Trigeminal Neuralgia

December 22 21:57 2019 Print This Article

Trigeminal neuralgia, or Tic Douloureux, is a neuropathic disorder of the trigeminal nerve. The condition is characterized by pain often accompanied by a brief facial spasm or tic. The intensity of pain can be physically and mentally incapacitating. It is also known as tic douloureux, is a pain syndrome recognizable by patient history alone. TN pain is typically felt on one side of the jaw or cheek. Episodes can last for days, weeks, or months at a time and then disappear for months or years.

The most common cause of Trigeminal Neuralgia is an enlarged looping artery or vein pressing on the Trigeminal nerve at the base of the brain. Other less frequent causes are multiple sclerosis or a brain tumor, both of which can usually be identified by MRI scan when they exist. Trigeminal neuralgia is considered by many to be among the most painful of conditions and has been labeled the suicide disease, due to the significant numbers of people taking their own lives because they were unable to have their pain controlled with medications or surgery.

Trigeminal neuralgia (TN) is paroxysmal triggered face pain. By many, it’s called the “suicide disease”. One theory suggests that peripheral injury or disease of the trigeminal nerve increases afferent firing in the nerve; failure of central inhibitory mechanisms may be involved as well. A less common form of the disorder called “Atypical Trigeminal Neuralgia” may cause less intense, constant, dull burning or aching pain, sometimes with occasional electric shock-like stabs.

Once the initial pain is controlled it is important to consider the natural history of Trigeminal Neuralgia in order to understand long term management. Most patients respond very well to radiosurgery with the Gamma Knife, which is one of the best standard treatments for this condition.New cases of trigeminal neuralgia affect 4 to 5 out of every 100,000 people in the United States each year.

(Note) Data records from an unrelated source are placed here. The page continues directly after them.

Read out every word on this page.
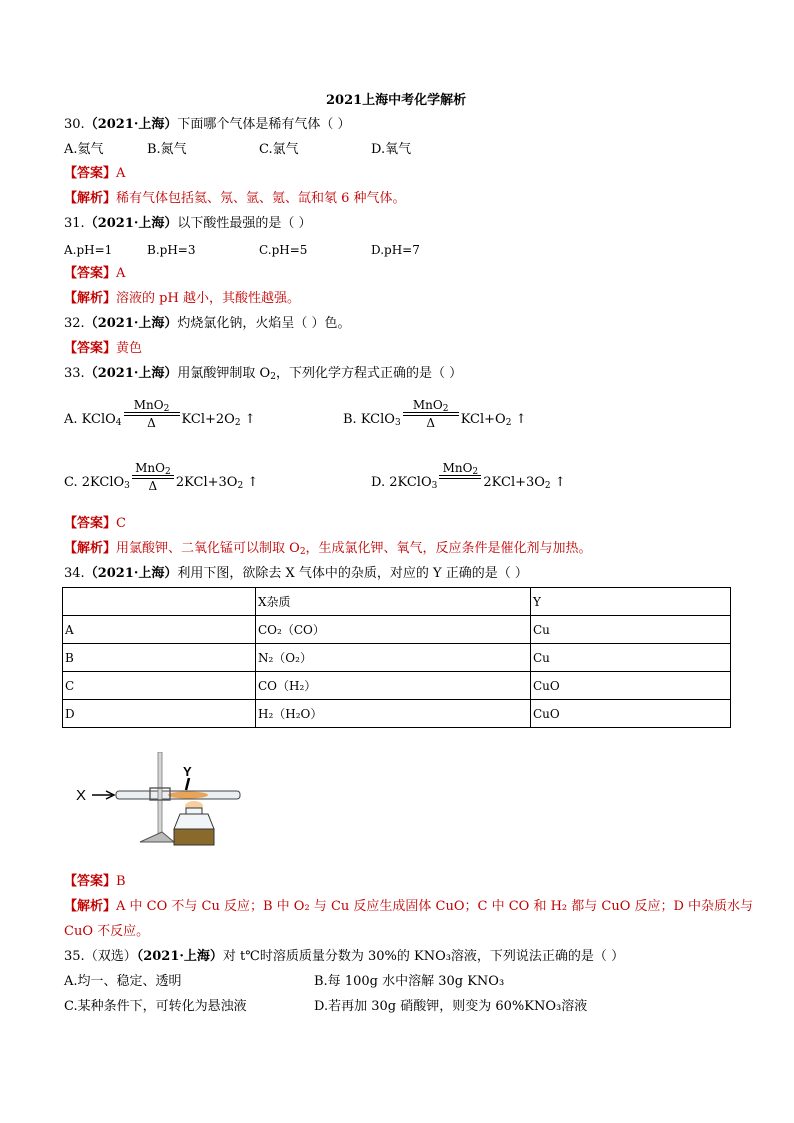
2021上海中考化学解析
30.（2021·上海）下面哪个气体是稀有气体（ ）
A.氦气	B.氮气	C.氯气	D.氧气
【答案】A
【解析】稀有气体包括氦、氖、氩、氪、氙和氡 6 种气体。
31.（2021·上海）以下酸性最强的是（ ）
A.pH=1	B.pH=3	C.pH=5	D.pH=7
【答案】A
【解析】溶液的 pH 越小，其酸性越强。
32.（2021·上海）灼烧氯化钠，火焰呈（ ）色。
【答案】黄色
33.（2021·上海）用氯酸钾制取 $O_2$，下列化学方程式正确的是（ ）
A. KClO$_4$ $\frac{MnO_2}{\Delta} KCl+2O_2$ ↑	B. KClO$_3$ $\frac{MnO_2}{\Delta} KCl+O_2$ ↑
C. 2KClO$_3$ $\frac{MnO_2}{\Delta} 2KCl+3O_2$ ↑	D. 2KClO$_3$
MnO$_2$
$2KCl+3O_2$ ↑
【答案】C
【解析】用氯酸钾、二氧化锰可以制取 $O_2$，生成氯化钾、氧气，反应条件是催化剂与加热。
34.（2021·上海）利用下图，欲除去 X 气体中的杂质，对应的 Y 正确的是（ ）
	X杂质	Y
A	CO₂（CO）	Cu
B	N₂（O₂）	Cu
C	CO（H₂）	CuO
D	H₂（H₂O）	CuO
X
Y
【答案】B
【解析】A 中 CO 不与 Cu 反应；B 中 O₂ 与 Cu 反应生成固体 CuO；C 中 CO 和 H₂ 都与 CuO 反应；D 中杂质水与
CuO 不反应。
35.（双选）（2021·上海）对 t℃时溶质质量分数为 30%的 KNO₃溶液，下列说法正确的是（ ）
A.均一、稳定、透明	B.每 100g 水中溶解 30g KNO₃
C.某种条件下，可转化为悬浊液	D.若再加 30g 硝酸钾，则变为 60%KNO₃溶液
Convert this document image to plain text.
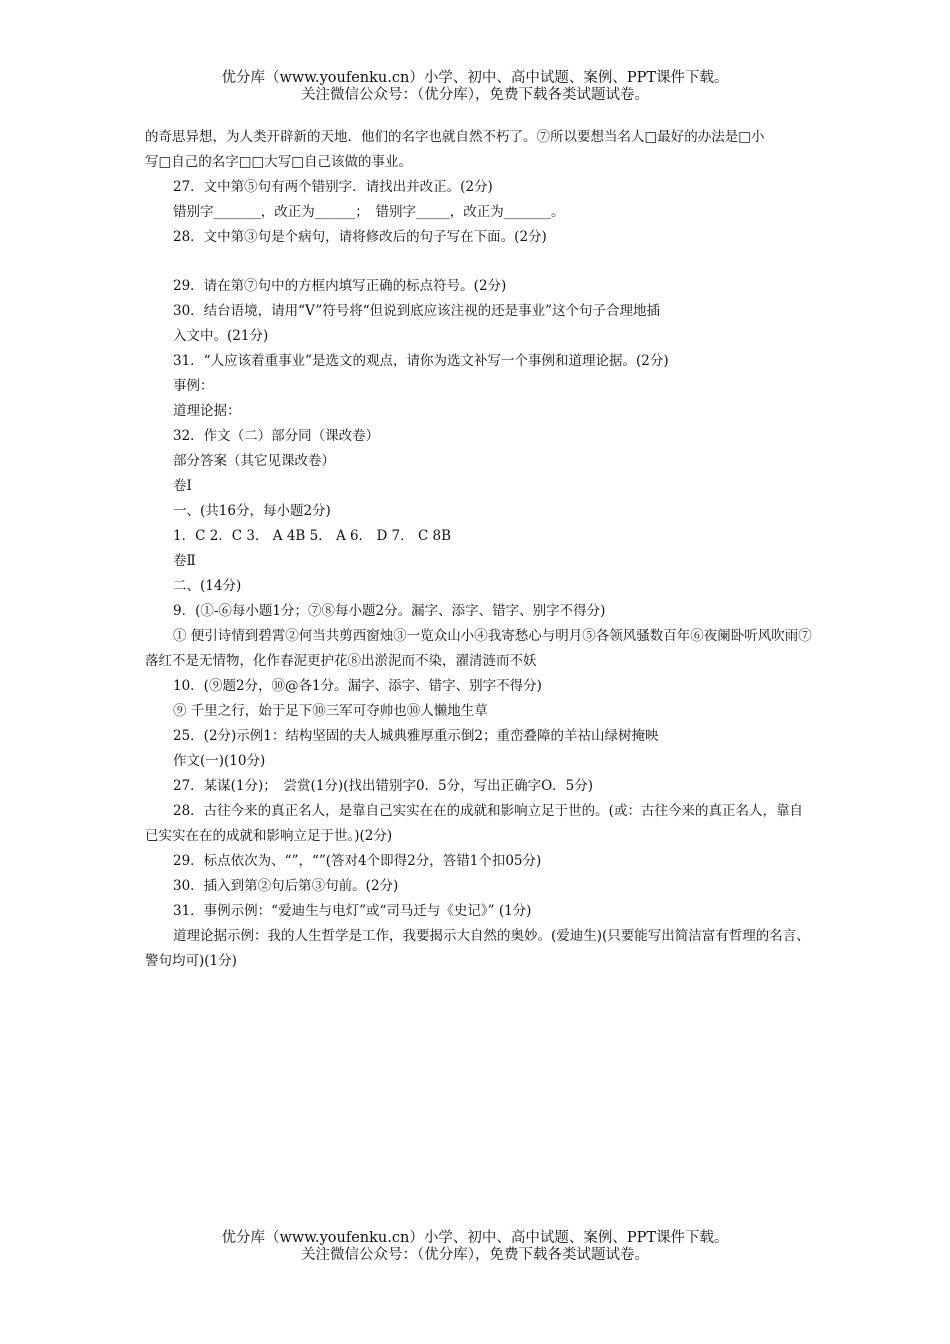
优分库（www.youfenku.cn）小学、初中、高中试题、案例、PPT课件下载。
关注微信公众号：（优分库），免费下载各类试题试卷。
的奇思异想，为人类开辟新的天地．他们的名字也就自然不朽了。⑦所以要想当名人□最好的办法是□小
写□自己的名字□□大写□自己该做的事业。
27．文中第⑤句有两个错别字．请找出并改正。(2分)
错别字_______，改正为______；　错别字_____，改正为_______。
28．文中第③句是个病句，请将修改后的句子写在下面。(2分)
29．请在第⑦句中的方框内填写正确的标点符号。(2分)
30．结台语境，请用“V”符号将“但说到底应该注视的还是事业”这个句子合理地插
入文中。(21分)
31．“人应该着重事业”是选文的观点，请你为选文补写一个事例和道理论据。(2分)
事例：
道理论据：
32．作文（二）部分同（课改卷）
部分答案（其它见课改卷）
卷Ⅰ
一、(共16分，每小题2分)
1．C 2．C 3． A 4B 5． A 6． D 7． C 8B
卷Ⅱ
二、(14分)
9．(①-⑥每小题1分；⑦⑧每小题2分。漏字、添字、错字、别字不得分)
① 便引诗情到碧霄②何当共剪西窗烛③一览众山小④我寄愁心与明月⑤各领风骚数百年⑥夜阑卧听风吹雨⑦落红不是无情物，化作春泥更护花⑧出淤泥而不染，濯清涟而不妖
10．(⑨题2分，⑩@各1分。漏字、添字、错字、别字不得分)
⑨ 千里之行，始于足下⑩三军可夺帅也⑩人懒地生草
25．(2分)示例1：结构坚固的夫人城典雅厚重示倒2；重峦叠障的羊祜山绿树掩映
作文(一)(10分)
27．某谋(1分)；　尝赏(1分)(找出错别字0．5分，写出正确字O．5分)
28．古往今来的真正名人，是靠自己实实在在的成就和影响立足于世的。(或：古往今来的真正名人，靠自已实实在在的成就和影响立足于世。)(2分)
29．标点依次为、“”，“”(答对4个即得2分，答错1个扣05分)
30．插入到第②句后第③句前。(2分)
31．事例示例：“爱迪生与电灯”或“司马迁与《史记》” (1分)
道理论据示例：我的人生哲学是工作，我要揭示大自然的奥妙。(爱迪生)(只要能写出简洁富有哲理的名言、警句均可)(1分)
优分库（www.youfenku.cn）小学、初中、高中试题、案例、PPT课件下载。
关注微信公众号：（优分库），免费下载各类试题试卷。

The initial treatment for Trigeminal Neuralgia should be medical.

Causes of Trigeminal Neuralgia

The comman causes of Trigeminal Neuralgia include the following:

  • The presumed cause of TN is a blood vessel pressing on the trigeminal nerve as it exits the brainstem.
  • Others believe the cause stems from biochemical change in the nerve tissue itself.
  • Certain factors – such as physical nerve damage and stress – can trigger the beginning of the painful attacks.
  • Paraneoplastic (possibly).
  • The cause of trigeminal neuralgia is not completely understood, but it is generally considered to be due to blood vessels pressing on the root of the trigeminal nerve, where the nerve leaves the brain.
  • A more recent notion is that an abnormal blood vessel compresses the nerve as it exits from the brain itself.

Symptoms of Trigeminal Neuralgia

Some sign and symptoms related to Trigeminal Neuralgia are as follows:

  • The pain is lightninglike and hardly lasts for longer than a second.
  • Pain during chewing, eating, drinking, shaving, or brushing teeth.
  • A light touch or vibration is the most effective trigger.
  • Lightning-like or electric-shock-like.
  • Very painful, sharp electric-like spasms last a few seconds to minutes.
  • TN is characterized by a sudden, severe, electric shock-like, stabbing pain that is typically felt on one side of the jaw or cheek.
  • Increased sensitivity of the skin or numbness of the affected skin area (feeling similar to a local anesthetic such as a Novacaine shot)
  • Like having live wires in your face.
  • Common sensations such as having wind hit your face.

Treatment of Trigeminal Neuralgia

Here is list of the methods for treating Trigeminal Neuralgia:

  • Anticonvulsant medicines used to block nerve firing are generally effective in treating TN.  These drugs include carbamazepine, oxcarbazepine, topiramate, clonazepam, phenytoin, lamotrigin, and valproic acid.
  • The goal of pharmacologic therapy is to reduce pain.
  • Narcotic analgesics such as codeine may be needed for a short time to control severe pain.
  • Coordinate therapy for refractory pain of TN with the primary care physician or consultants.
  • Tricyclic antidepressants such as amitriptyline, nortriptyline, or carbamazepine.
  • Injection techniques also can relieve unremitting pain instantly and further confirm the diagnosis.
  • Antidepressant medications, such as amitryptiline, may be helpful to control pain in some cases. The topical (local) application of creams containing capsaicin also may help to control pain.
  • Physical therapy may be helpful for some types of neuralgia.
  • Some patients may require surgery.